I feel like I’ve tried every trick up my sleeve, and long since discovered that none of them are getting me anywhere this round.
I’m feeling like I’d have been in the exact same position even had I given up and dropped out of high school rather than having a college degree.
And feeling like my best efforts to provide for myself and kiddo aren’t good enough right now.
And I know the answer is faith. Trust that it’s under control… that it’s not even my thing under my power to be trying to control in the first place…
But while knowing it logically… I guess I’m getting more impatient emotionally. And I’m trying to turn it over and have faith…. but its harder as time goes on.
So calmed down a bit, pouted in god’s direction a bit about the job thing. Went way off goal eating and scarfed down 3 jr bacon cheeseburgers on impulse from the wendy’s I passed on the way to the other store I needed to stop at. (yes, i know… worst reason to be eating them… )
And by the time I was done with that store, I was thinking a bit more logically again.
So back in the car, I re-evaluated a bit.
Pointed out to myself again that I really don’t want those skillets, nor do I need 4 skillets total anyway. That the throw pillows and lamps and other cool stuff would not go at all in the living room (which has colors of forest green, black, and pale tan)… which is the logical place they would be. That I really didn’t need yet another laptop case or small backpack, that my messenger style bag I use for travel isn’t that much bigger to use when wet. And that there really wasn’t a reason for more than one comforter, or sheet set when I have other faded ones as backups, or blankets in summer.
And so, partially just because I did actually need some of the stuff I forgot, I decided to go back. And decided that one color of comforter and one sheet set was reasonable… 35 was budget-able.. and trusting god to make sure everything that is a real need is covered, even if I get into pouty fits.
Next morning, signs came that time of the month is going weird on timing again. One of the handful of times I feel really relieved to realize I’m in PMS… so at least I can write off both the crying over small things in walmart and the cheeseburger binge as hormonally influenced.

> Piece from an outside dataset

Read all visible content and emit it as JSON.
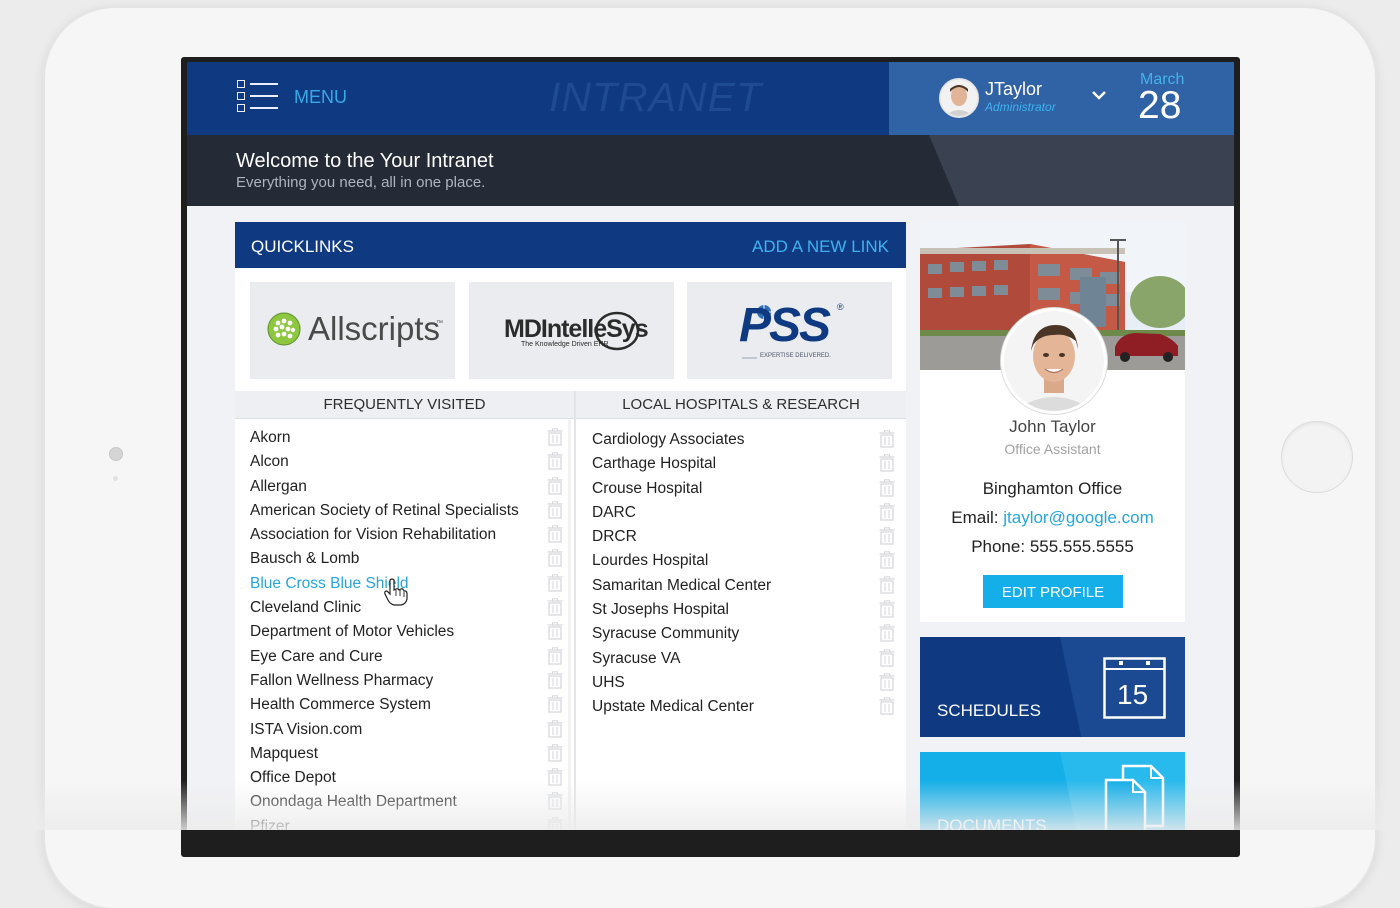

and i still feel like a total dork for the whole incident.
But maybe the next day was more interesting…. as mom, whose hours have been cut so she doesn’t have a ton of income right now either, went to walmart. I’d mentioned to her that I’d seen they had the fleece type blankets in full/queen sized when she mentioned to me about not being able to find one of boo’s smaller fleece ones at her house when she spent the night…. but had said nothing more.
Boo came into the house that next day… carrying loot from grandma. A new set of sheets for her bed, and microfleece blanket for each of us (the one part of the single set that I hadn’t purchased… and in the color matching my new comforter.)
so it’s rather nice to have a god that responds to pouting dorks with signs of providing, when he would have so been justified with a lightning bolt or some other “snap out of your spoiled american-has-it-so-easy whining”.